The main goal of therapy for aggressive B-cell lymphomas such as diffuse large B cell lymphoma (DLBCL) is to achieve a complete response (CR) and a definitive lymphoma free survival. In the post-rituximab era the standard immuno-chemotherapy, (rituximab cyclophophamide doxorubicin vincristina prednisone (R-CHOP), may cure about 60% of patients, but the remaining patients who experienced refractory/ relapsed disease have a dismal prognosis. Instrumental imaging tests such as computed tomography (CT) and positron emission tomography (PET) are the international standard tools to assess the response and for monitoring the disease relapse after therapy. However these approaches are limited by risk of radiation, cost and a lack of tumor specificity. High-throughput next-generation sequencing (NGS)-based assays can detect and quantify small amounts of circulating tumor DNA (ctDNA) before, during and after the treatment for DLBCL. Molecular monitoring of ctDNA could be considered as a promising non-invasive tool with immediate clinical impact on monitoring for relapse after therapy prior to clinical symptoms. ctDNA needs to be investigated as a tool to monitor minimal residual disease (MRD) for aggressive B cell lymphomas, where the monitoring of MRD is currently lacking because of the absence of circulating tumor cells. The aim of our project is to evaluate the feasibility of MRD monitoring on ct-DNA by NGS/droplet digital PCR in a prospective series of DLBCL patients treated in our institute. MRD assessment will be performed at different time points: at baseline, during and after the treatment and during the follow up.
PB molecular monitoring of ctDNA holds emerging promises that may ultimately transform our ability to monitor disease in aggressive B-cell lymphomas. This project has a potentially relevant impact at the scientific and clinical levels. The scientific significance is to apply innovative tools and high throughput technologies to generate a better knowledge of the molecular response determining the disease course.

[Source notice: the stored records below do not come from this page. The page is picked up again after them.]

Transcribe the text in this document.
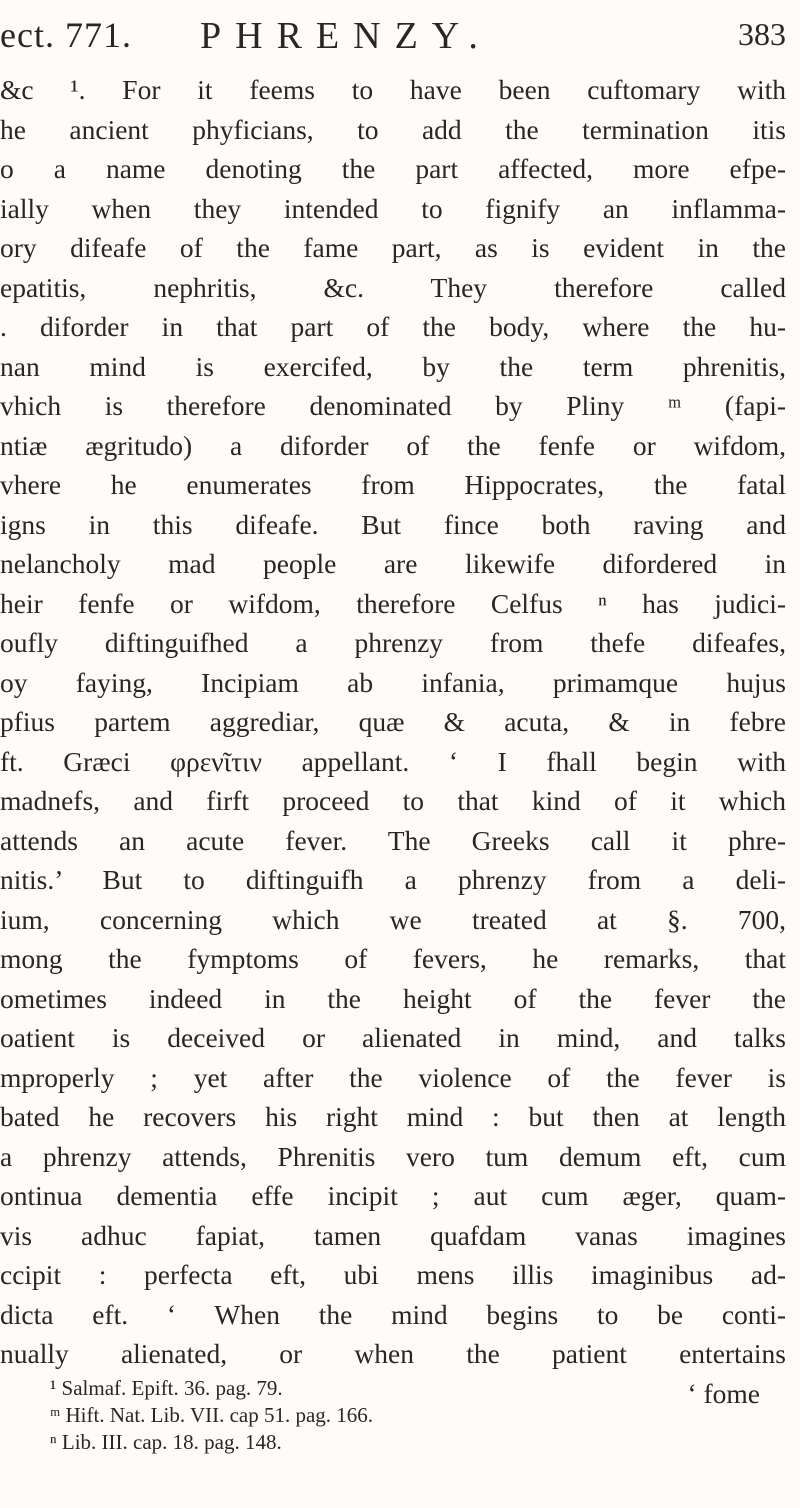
ect. 771. PHRENZY.	383
&c ¹. For it feems to have been cuftomary with
he ancient phyficians, to add the termination itis
o a name denoting the part affected, more efpe-
ially when they intended to fignify an inflamma-
ory difeafe of the fame part, as is evident in the
epatitis, nephritis, &c. They therefore called
. diforder in that part of the body, where the hu-
nan mind is exercifed, by the term phrenitis,
vhich is therefore denominated by Pliny ᵐ (fapi-
ntiæ ægritudo) a diforder of the fenfe or wifdom,
vhere he enumerates from Hippocrates, the fatal
igns in this difeafe. But fince both raving and
nelancholy mad people are likewife difordered in
heir fenfe or wifdom, therefore Celfus ⁿ has judici-
oufly diftinguifhed a phrenzy from thefe difeafes,
oy faying, Incipiam ab infania, primamque hujus
pfius partem aggrediar, quæ & acuta, & in febre
ft. Græci φρενῖτιν appellant. ‘ I fhall begin with
madnefs, and firft proceed to that kind of it which
attends an acute fever. The Greeks call it phre-
nitis.’ But to diftinguifh a phrenzy from a deli-
ium, concerning which we treated at §. 700,
mong the fymptoms of fevers, he remarks, that
ometimes indeed in the height of the fever the
oatient is deceived or alienated in mind, and talks
mproperly ; yet after the violence of the fever is
bated he recovers his right mind : but then at length
a phrenzy attends, Phrenitis vero tum demum eft, cum
ontinua dementia effe incipit ; aut cum æger, quam-
vis adhuc fapiat, tamen quafdam vanas imagines
ccipit : perfecta eft, ubi mens illis imaginibus ad-
dicta eft. ‘ When the mind begins to be conti-
nually alienated, or when the patient entertains
‘ fome
¹ Salmaf. Epift. 36. pag. 79.
ᵐ Hift. Nat. Lib. VII. cap 51. pag. 166.
ⁿ Lib. III. cap. 18. pag. 148.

The results of the project may be translated into clinical applications for DLBCL decision making: to provide proof of concepts on the efficacy of MRD in DLBCL as a new potential tool to direct treatment intensification in high-risk patients (according to IPI) or treatment consolidation in low-risk patients, beside PET/CT assessment of response.
Undoubtedly, future studies to investigate whether monitoring of ctDNA in the context of clinical trials can be used to improve clinical outcomes for patients with DLBCL are warranted.